Nine photos on two pages with caption text as follows: "Kenneth Kearon installed as Canon of St. George's Cathedral. These photos were taken by the editor [Jim Rosenthal] to mark Canon Kenneth Kearon's visit to the Holy Land. He was installed as a canon of the cathedral and visited the sites and people of the land. He preached at Sunday liturgy and joined Bishop Riah in welcoming pilgrims from Taiwan. A large turn out of ecumenical guests greeted Canon Kearon and his wife Jennifer at a cathedral dinner and the Secretary General attended a meeting of a broadly based Jewish, Muslim and Christian leaders group. The wall and the many tractors that create the wall met the team head on as they visited Bethlehem. Along with Bishop Riah, the Very Rev. John Tidy and Fr. Paul Lillie, made sure the new canon had a complete programme".

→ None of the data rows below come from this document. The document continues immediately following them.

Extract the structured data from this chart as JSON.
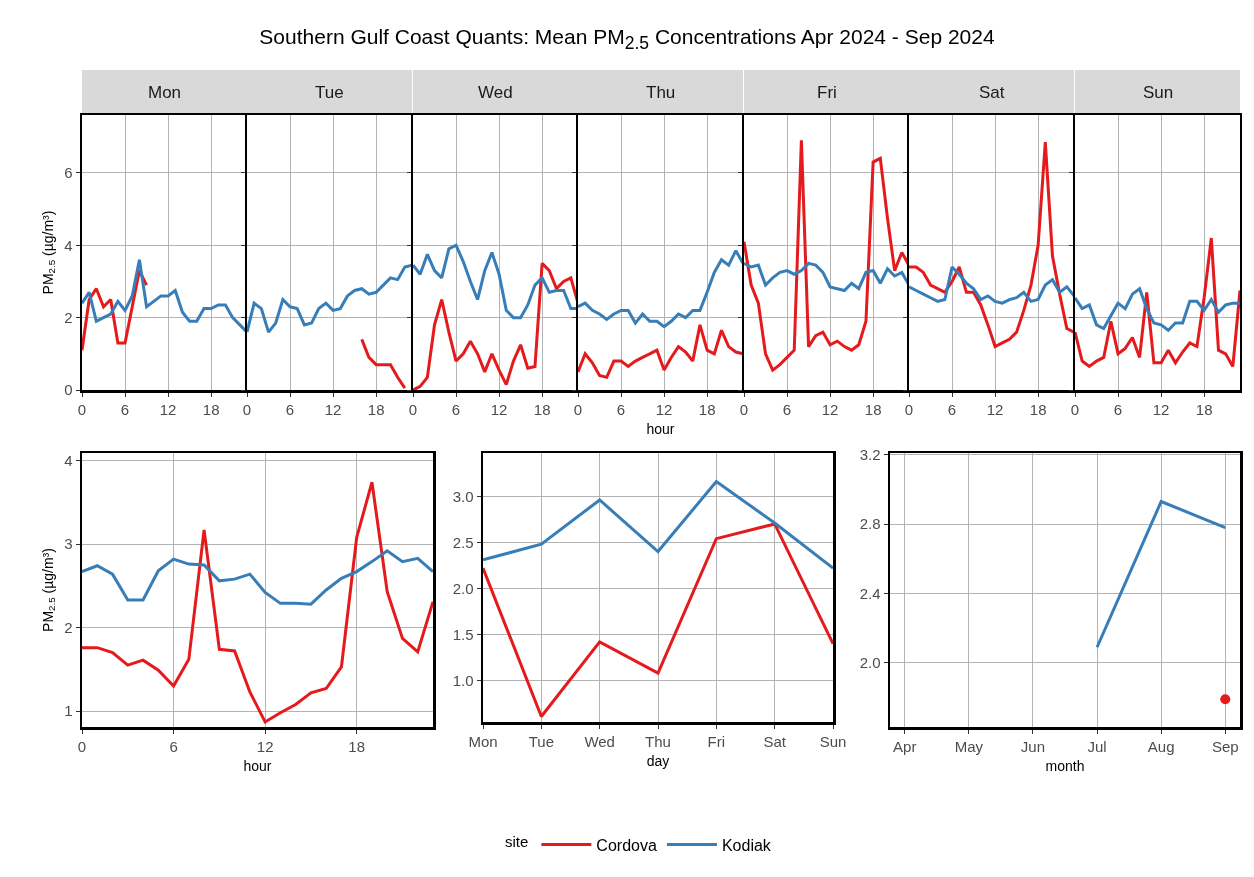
{
  "chart_data": [
    {
      "type": "line",
      "subtitle": "Mon",
      "ylabel": "PM$_{2.5}$ (µg/m³)",
      "x": [
        0,
        1,
        2,
        3,
        4,
        5,
        6,
        7,
        8,
        9,
        10,
        11,
        12,
        13,
        14,
        15,
        16,
        17,
        18,
        19,
        20,
        21,
        22,
        23
      ],
      "xlim": [
        0,
        23
      ],
      "xticks": [
        0,
        6,
        12,
        18
      ],
      "ylim": [
        0,
        7.6
      ],
      "yticks": [
        0,
        2,
        4,
        6
      ],
      "grid": true,
      "series": [
        {
          "color": "#e41a1c",
          "values": [
            1.1,
            2.5,
            2.8,
            2.3,
            2.5,
            1.3,
            1.3,
            2.3,
            3.3,
            2.9,
            null,
            null,
            null,
            null,
            null,
            null,
            null,
            null,
            null,
            null,
            null,
            null,
            null,
            null
          ]
        },
        {
          "color": "#377eb8",
          "values": [
            2.4,
            2.7,
            1.9,
            2.0,
            2.1,
            2.45,
            2.2,
            2.6,
            3.6,
            2.3,
            2.45,
            2.6,
            2.6,
            2.75,
            2.15,
            1.9,
            1.9,
            2.25,
            2.25,
            2.35,
            2.35,
            2.0,
            1.8,
            1.6
          ]
        }
      ]
    },
    {
      "type": "line",
      "subtitle": "Tue",
      "x": [
        0,
        1,
        2,
        3,
        4,
        5,
        6,
        7,
        8,
        9,
        10,
        11,
        12,
        13,
        14,
        15,
        16,
        17,
        18,
        19,
        20,
        21,
        22,
        23
      ],
      "xlim": [
        0,
        23
      ],
      "xticks": [
        0,
        6,
        12,
        18
      ],
      "ylim": [
        0,
        7.6
      ],
      "yticks": [
        0,
        2,
        4,
        6
      ],
      "grid": true,
      "tick_labels": "x",
      "series": [
        {
          "color": "#e41a1c",
          "values": [
            null,
            null,
            null,
            null,
            null,
            null,
            null,
            null,
            null,
            null,
            null,
            null,
            null,
            null,
            null,
            null,
            1.4,
            0.9,
            0.7,
            0.7,
            0.7,
            0.35,
            0.05,
            null
          ]
        },
        {
          "color": "#377eb8",
          "values": [
            1.6,
            2.4,
            2.25,
            1.6,
            1.85,
            2.5,
            2.3,
            2.25,
            1.8,
            1.85,
            2.25,
            2.4,
            2.2,
            2.25,
            2.6,
            2.75,
            2.8,
            2.65,
            2.7,
            2.9,
            3.1,
            3.05,
            3.4,
            3.45
          ]
        }
      ]
    },
    {
      "type": "line",
      "subtitle": "Wed",
      "x": [
        0,
        1,
        2,
        3,
        4,
        5,
        6,
        7,
        8,
        9,
        10,
        11,
        12,
        13,
        14,
        15,
        16,
        17,
        18,
        19,
        20,
        21,
        22,
        23
      ],
      "xlim": [
        0,
        23
      ],
      "xticks": [
        0,
        6,
        12,
        18
      ],
      "ylim": [
        0,
        7.6
      ],
      "yticks": [
        0,
        2,
        4,
        6
      ],
      "grid": true,
      "tick_labels": "x",
      "series": [
        {
          "color": "#e41a1c",
          "values": [
            0.0,
            0.1,
            0.35,
            1.8,
            2.5,
            1.6,
            0.8,
            1.0,
            1.35,
            1.0,
            0.5,
            1.0,
            0.55,
            0.15,
            0.8,
            1.25,
            0.6,
            0.65,
            3.5,
            3.3,
            2.8,
            3.0,
            3.1,
            2.4
          ]
        },
        {
          "color": "#377eb8",
          "values": [
            3.45,
            3.2,
            3.75,
            3.3,
            3.1,
            3.9,
            4.0,
            3.55,
            3.0,
            2.5,
            3.3,
            3.8,
            3.2,
            2.2,
            2.0,
            2.0,
            2.35,
            2.9,
            3.1,
            2.7,
            2.75,
            2.75,
            2.25,
            2.25
          ]
        }
      ]
    },
    {
      "type": "line",
      "title": "Southern Gulf Coast Quants: Mean PM$_{2.5}$ Concentrations Apr 2024 - Sep 2024",
      "subtitle": "Thu",
      "xlabel": "hour",
      "x": [
        0,
        1,
        2,
        3,
        4,
        5,
        6,
        7,
        8,
        9,
        10,
        11,
        12,
        13,
        14,
        15,
        16,
        17,
        18,
        19,
        20,
        21,
        22,
        23
      ],
      "xlim": [
        0,
        23
      ],
      "xticks": [
        0,
        6,
        12,
        18
      ],
      "ylim": [
        0,
        7.6
      ],
      "yticks": [
        0,
        2,
        4,
        6
      ],
      "grid": true,
      "tick_labels": "x",
      "series": [
        {
          "color": "#e41a1c",
          "values": [
            0.5,
            1.0,
            0.75,
            0.4,
            0.35,
            0.8,
            0.8,
            0.65,
            0.8,
            0.9,
            1.0,
            1.1,
            0.55,
            0.9,
            1.2,
            1.05,
            0.8,
            1.8,
            1.1,
            1.0,
            1.65,
            1.2,
            1.05,
            1.0
          ]
        },
        {
          "color": "#377eb8",
          "values": [
            2.3,
            2.4,
            2.2,
            2.1,
            1.95,
            2.1,
            2.2,
            2.2,
            1.85,
            2.1,
            1.9,
            1.9,
            1.75,
            1.9,
            2.1,
            2.0,
            2.2,
            2.2,
            2.7,
            3.25,
            3.6,
            3.45,
            3.85,
            3.5
          ]
        }
      ]
    },
    {
      "type": "line",
      "subtitle": "Fri",
      "x": [
        0,
        1,
        2,
        3,
        4,
        5,
        6,
        7,
        8,
        9,
        10,
        11,
        12,
        13,
        14,
        15,
        16,
        17,
        18,
        19,
        20,
        21,
        22,
        23
      ],
      "xlim": [
        0,
        23
      ],
      "xticks": [
        0,
        6,
        12,
        18
      ],
      "ylim": [
        0,
        7.6
      ],
      "yticks": [
        0,
        2,
        4,
        6
      ],
      "grid": true,
      "tick_labels": "x",
      "series": [
        {
          "color": "#e41a1c",
          "values": [
            4.1,
            2.9,
            2.4,
            1.0,
            0.55,
            0.7,
            0.9,
            1.1,
            6.9,
            1.2,
            1.5,
            1.6,
            1.25,
            1.35,
            1.2,
            1.1,
            1.25,
            1.9,
            6.3,
            6.4,
            4.75,
            3.3,
            3.8,
            3.45
          ]
        },
        {
          "color": "#377eb8",
          "values": [
            3.5,
            3.4,
            3.45,
            2.9,
            3.1,
            3.25,
            3.3,
            3.2,
            3.3,
            3.5,
            3.45,
            3.25,
            2.85,
            2.8,
            2.75,
            2.95,
            2.8,
            3.25,
            3.3,
            2.95,
            3.35,
            3.15,
            3.25,
            2.9
          ]
        }
      ]
    },
    {
      "type": "line",
      "subtitle": "Sat",
      "x": [
        0,
        1,
        2,
        3,
        4,
        5,
        6,
        7,
        8,
        9,
        10,
        11,
        12,
        13,
        14,
        15,
        16,
        17,
        18,
        19,
        20,
        21,
        22,
        23
      ],
      "xlim": [
        0,
        23
      ],
      "xticks": [
        0,
        6,
        12,
        18
      ],
      "ylim": [
        0,
        7.6
      ],
      "yticks": [
        0,
        2,
        4,
        6
      ],
      "grid": true,
      "tick_labels": "x",
      "series": [
        {
          "color": "#e41a1c",
          "values": [
            3.4,
            3.4,
            3.25,
            2.9,
            2.8,
            2.7,
            3.0,
            3.4,
            2.7,
            2.7,
            2.35,
            1.8,
            1.2,
            1.3,
            1.4,
            1.6,
            2.2,
            2.9,
            4.0,
            6.85,
            3.7,
            2.65,
            1.7,
            1.6
          ]
        },
        {
          "color": "#377eb8",
          "values": [
            2.85,
            2.75,
            2.65,
            2.55,
            2.45,
            2.5,
            3.4,
            3.2,
            2.95,
            2.8,
            2.5,
            2.6,
            2.45,
            2.4,
            2.5,
            2.55,
            2.7,
            2.45,
            2.5,
            2.9,
            3.05,
            2.7,
            2.85,
            2.6
          ]
        }
      ]
    },
    {
      "type": "line",
      "subtitle": "Sun",
      "x": [
        0,
        1,
        2,
        3,
        4,
        5,
        6,
        7,
        8,
        9,
        10,
        11,
        12,
        13,
        14,
        15,
        16,
        17,
        18,
        19,
        20,
        21,
        22,
        23
      ],
      "xlim": [
        0,
        23
      ],
      "xticks": [
        0,
        6,
        12,
        18
      ],
      "ylim": [
        0,
        7.6
      ],
      "yticks": [
        0,
        2,
        4,
        6
      ],
      "grid": true,
      "tick_labels": "x",
      "series": [
        {
          "color": "#e41a1c",
          "values": [
            1.6,
            0.8,
            0.65,
            0.8,
            0.9,
            1.9,
            1.0,
            1.15,
            1.45,
            0.9,
            2.7,
            0.75,
            0.75,
            1.1,
            0.75,
            1.05,
            1.3,
            1.2,
            2.55,
            4.2,
            1.1,
            1.0,
            0.65,
            2.75
          ]
        },
        {
          "color": "#377eb8",
          "values": [
            2.55,
            2.25,
            2.35,
            1.8,
            1.7,
            2.05,
            2.4,
            2.25,
            2.65,
            2.8,
            2.25,
            1.85,
            1.8,
            1.65,
            1.85,
            1.85,
            2.45,
            2.45,
            2.2,
            2.5,
            2.15,
            2.35,
            2.4,
            2.4
          ]
        }
      ]
    },
    {
      "type": "line",
      "xlabel": "hour",
      "ylabel": "PM$_{2.5}$ (µg/m³)",
      "x": [
        0,
        1,
        2,
        3,
        4,
        5,
        6,
        7,
        8,
        9,
        10,
        11,
        12,
        13,
        14,
        15,
        16,
        17,
        18,
        19,
        20,
        21,
        22,
        23
      ],
      "xlim": [
        0,
        23
      ],
      "xticks": [
        0,
        6,
        12,
        18
      ],
      "ylim": [
        0.81,
        4.09
      ],
      "yticks": [
        1,
        2,
        3,
        4
      ],
      "grid": true,
      "series": [
        {
          "color": "#e41a1c",
          "values": [
            1.76,
            1.76,
            1.7,
            1.55,
            1.61,
            1.49,
            1.3,
            1.62,
            3.17,
            1.74,
            1.72,
            1.23,
            0.87,
            0.98,
            1.08,
            1.22,
            1.27,
            1.53,
            3.08,
            3.74,
            2.43,
            1.87,
            1.71,
            2.31
          ]
        },
        {
          "color": "#377eb8",
          "values": [
            2.67,
            2.74,
            2.64,
            2.33,
            2.33,
            2.68,
            2.82,
            2.76,
            2.75,
            2.56,
            2.58,
            2.64,
            2.42,
            2.29,
            2.29,
            2.28,
            2.45,
            2.59,
            2.67,
            2.79,
            2.92,
            2.79,
            2.83,
            2.67
          ]
        }
      ]
    },
    {
      "type": "line",
      "xlabel": "day",
      "legend_title": "site",
      "legend": "bottom",
      "categories": [
        "Mon",
        "Tue",
        "Wed",
        "Thu",
        "Fri",
        "Sat",
        "Sun"
      ],
      "ylim": [
        0.55,
        3.47
      ],
      "yticks": [
        {
          "value": 1,
          "label": "1.0"
        },
        {
          "value": 1.5,
          "label": "1.5"
        },
        {
          "value": 2,
          "label": "2.0"
        },
        {
          "value": 2.5,
          "label": "2.5"
        },
        {
          "value": 3,
          "label": "3.0"
        }
      ],
      "grid": true,
      "series": [
        {
          "name": "Cordova",
          "color": "#e41a1c",
          "values": [
            2.22,
            0.61,
            1.42,
            1.08,
            2.54,
            2.7,
            1.4
          ]
        },
        {
          "name": "Kodiak",
          "color": "#377eb8",
          "values": [
            2.31,
            2.48,
            2.96,
            2.4,
            3.16,
            2.71,
            2.22
          ]
        }
      ]
    },
    {
      "type": "line",
      "xlabel": "month",
      "categories": [
        "Apr",
        "May",
        "Jun",
        "Jul",
        "Aug",
        "Sep"
      ],
      "ylim": [
        1.63,
        3.21
      ],
      "yticks": [
        {
          "value": 2,
          "label": "2.0"
        },
        {
          "value": 2.4,
          "label": "2.4"
        },
        {
          "value": 2.8,
          "label": "2.8"
        },
        {
          "value": 3.2,
          "label": "3.2"
        }
      ],
      "grid": true,
      "series": [
        {
          "type": "scatter",
          "color": "#e41a1c",
          "values": [
            null,
            null,
            null,
            null,
            null,
            1.79
          ]
        },
        {
          "color": "#377eb8",
          "values": [
            null,
            null,
            null,
            2.09,
            2.93,
            2.78
          ]
        }
      ]
    }
  ]
}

The Rt. Rev. Peter Jintaro Ueda, Anglican Bishop of Tokyo, of the Holy Catholic Church in Japan, led a 12-member group on a 10 day visit to Jerusalem from 3-10 February 2004. The primary purpose of the visit was an attempt "to share the mission and ministries of the Churches and Christians who have been strongly seeking the justice and peace in this particular region, where the root causes of major conflicts of the present world seem to lie. . . . . we wanted to visit our brothers and sisters in Christ when they are really in a difficult situation in Palestine/Israel. We have been hoping, therefore, to see as many Palestinian friends as possible and to learn from them". The delegation released a 10 point statement whose first point condemned the on-going construction of Israel's Security Wall.